Menurut amatan saya, potensi ekonomi kreatif wastra tenun Timor Barat amat besar. Istri Bupati Belu, Ibu Vivi Ng bulan Juli lalu membawa wastra buna Mandeu ke pameran internasional di Moskwa, Rusia dan dijadikan gaun yang diperagakan oleh peragawati Rusia. Yang memprihatinkan adalah masalah regenerasi penenun, karena para penenun yang aktif rata-rata telah berusia 50-60 tahun ke atas, seperti Angela Bui dan Yohana Hati yang saya temui di Malaka dan Biboki (TTU). Perempuan-perempuan muda Timor Barat banyak yang enggan menenun. Mereka banyak yang memilih menjadi TKI di luar negeri.
Selain itu ada masalah ketersediaan benang, baik pintal maupun benang buatan pabrik. Begitu pula dengan tanaman pewarna alami seperti Indigofera dan mengkudu. Penenun di Biboki kini banyak menggunakan benang sintetis dari rayon warna warni untuk membuat buna. Padahal jika mereka lebih telaten dan mau menggunakan benang kapas pintal yang diwarnai dengan pewarna alam, harga sarung tenunan mereka bisa dijual dengan harga jauh lebih tinggi.
Ini sudah dibuktikan oleh Yovita Meta Bastian yang memiliki Biboki Art Shop di kota Kefamenanu.
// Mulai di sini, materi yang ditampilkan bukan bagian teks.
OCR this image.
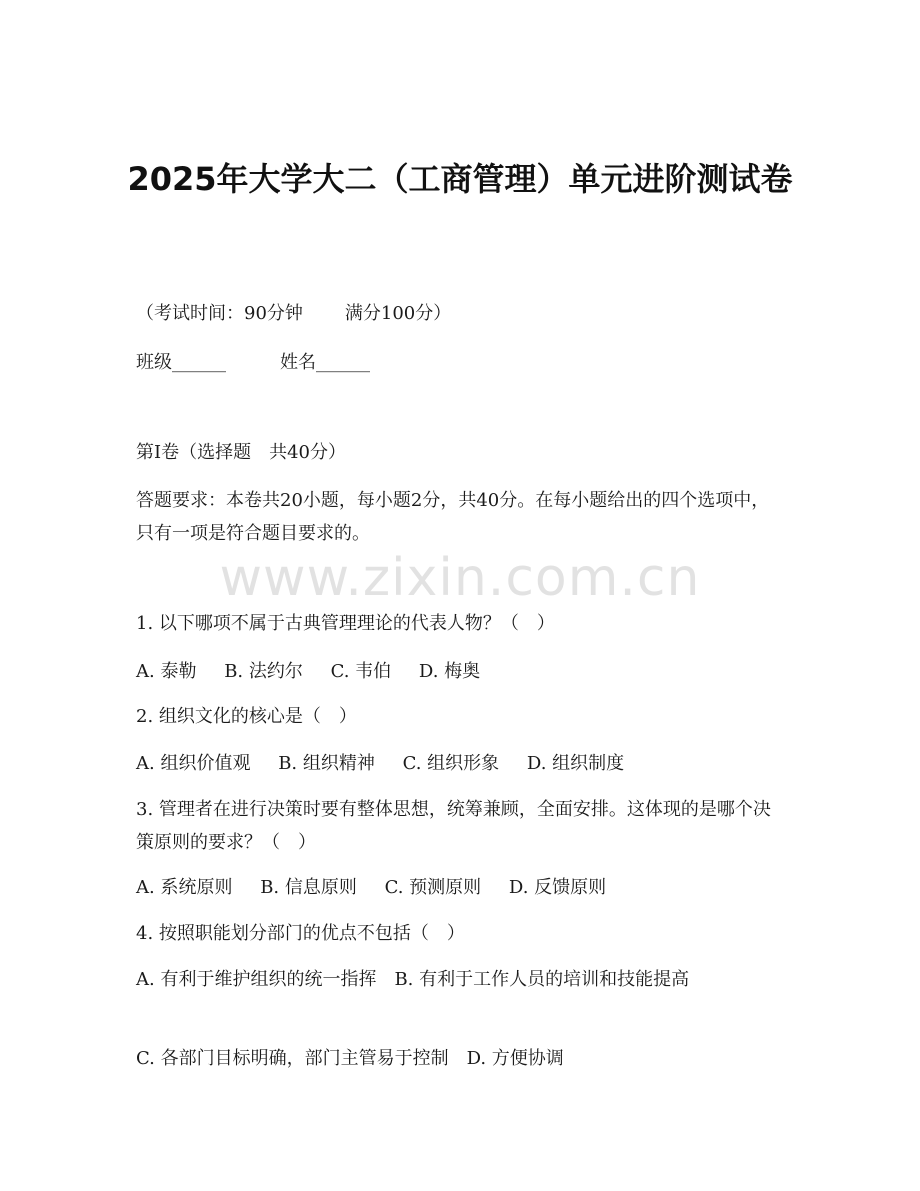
2025年大学大二（工商管理）单元进阶测试卷
（考试时间：90分钟 满分100分）
班级______	姓名______
第I卷（选择题　共40分）
答题要求：本卷共20小题，每小题2分，共40分。在每小题给出的四个选项中，只有一项是符合题目要求的。
1. 以下哪项不属于古典管理理论的代表人物？（　）
A. 泰勒 B. 法约尔 C. 韦伯 D. 梅奥
2. 组织文化的核心是（　）
A. 组织价值观 B. 组织精神 C. 组织形象 D. 组织制度
3. 管理者在进行决策时要有整体思想，统筹兼顾，全面安排。这体现的是哪个决策原则的要求？（　）
A. 系统原则 B. 信息原则 C. 预测原则 D. 反馈原则
4. 按照职能划分部门的优点不包括（　）
A. 有利于维护组织的统一指挥　B. 有利于工作人员的培训和技能提高
C. 各部门目标明确，部门主管易于控制　D. 方便协调
www.zixin.com.cn
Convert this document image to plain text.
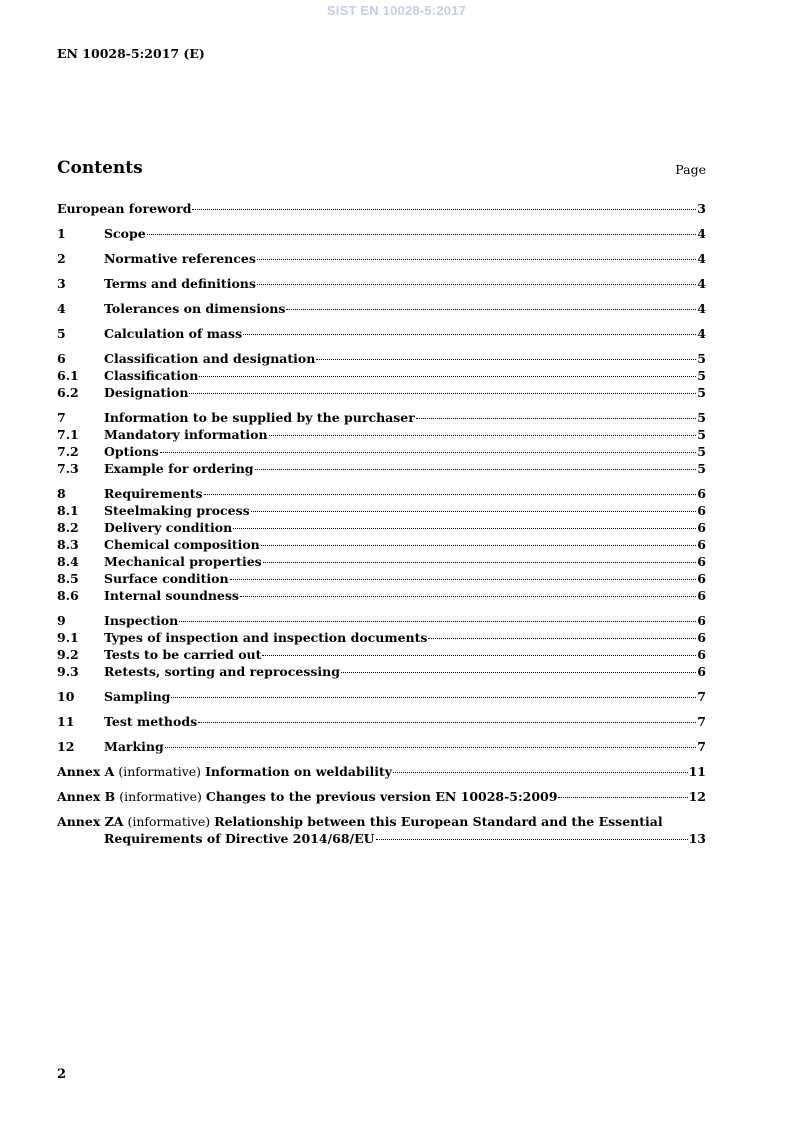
SIST EN 10028-5:2017
EN 10028-5:2017 (E)
Contents	Page
European foreword	3
1	Scope	4
2	Normative references	4
3	Terms and definitions	4
4	Tolerances on dimensions	4
5	Calculation of mass	4
6	Classification and designation	5
6.1	Classification	5
6.2	Designation	5
7	Information to be supplied by the purchaser	5
7.1	Mandatory information	5
7.2	Options	5
7.3	Example for ordering	5
8	Requirements	6
8.1	Steelmaking process	6
8.2	Delivery condition	6
8.3	Chemical composition	6
8.4	Mechanical properties	6
8.5	Surface condition	6
8.6	Internal soundness	6
9	Inspection	6
9.1	Types of inspection and inspection documents	6
9.2	Tests to be carried out	6
9.3	Retests, sorting and reprocessing	6
10	Sampling	7
11	Test methods	7
12	Marking	7
Annex A (informative) Information on weldability	11
Annex B (informative) Changes to the previous version EN 10028-5:2009	12
Annex ZA (informative) Relationship between this European Standard and the Essential
Requirements of Directive 2014/68/EU	13
2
Pesanan datang dari kolektor luar negeri untuk sarung-sarung Biboki dari benang kapas pintal yang diwarnai dengan warna alami baik untuk futus maupun buna-nya. Masalahnya, untuk menghasilkan selembar sarung dengan benang pintal dan warna alam dibutuhkan waktu lebih lama, bisa sampai satu tahun. Para penenun kerap ingin sarung buatan mereka cepat selesai dan segera bisa dijual.
Soal pemasaran wastra tenun Timor Barat juga tak kalah rumitnya. Penenun-penenun di desa-desa Timor Barat umumnya kurang memiliki akses untuk pemasaran karya mereka. Hal ini dikeluhkan oleh mama Aleta Baun, pejuang lingkungan dan tokoh yang membina para penenun di wilayah Mollo ketika saya temui di Jakarta tanggal 28 Agustus lalu.
Jarang ada penenun yang bisa langsung menjual kepada pemakai atau kolektor secara langsung. Akibatnya nasib mereka amat bergantung kepada perantara atau pedagang bermodal yang sering amat menekan harga jual mereka. Jarak yang jauh dan jalanan yang rusak dari desa-desa di Kabupaten TTU, TTS, Belu dan Malaka ke kota Kupang membuat transportasi menjadi mahal.
Betapa pun, Timor Barat bukan hanya Nusa Cendana yang gersang dan banyak kasus stunting (tumbuh kerdil) serta trafficking TKW, namun banyak menyimpan potensi ekonomi, wisata dan budaya. Di antaranya adalah keragaman dan estetika wastra tenunnya.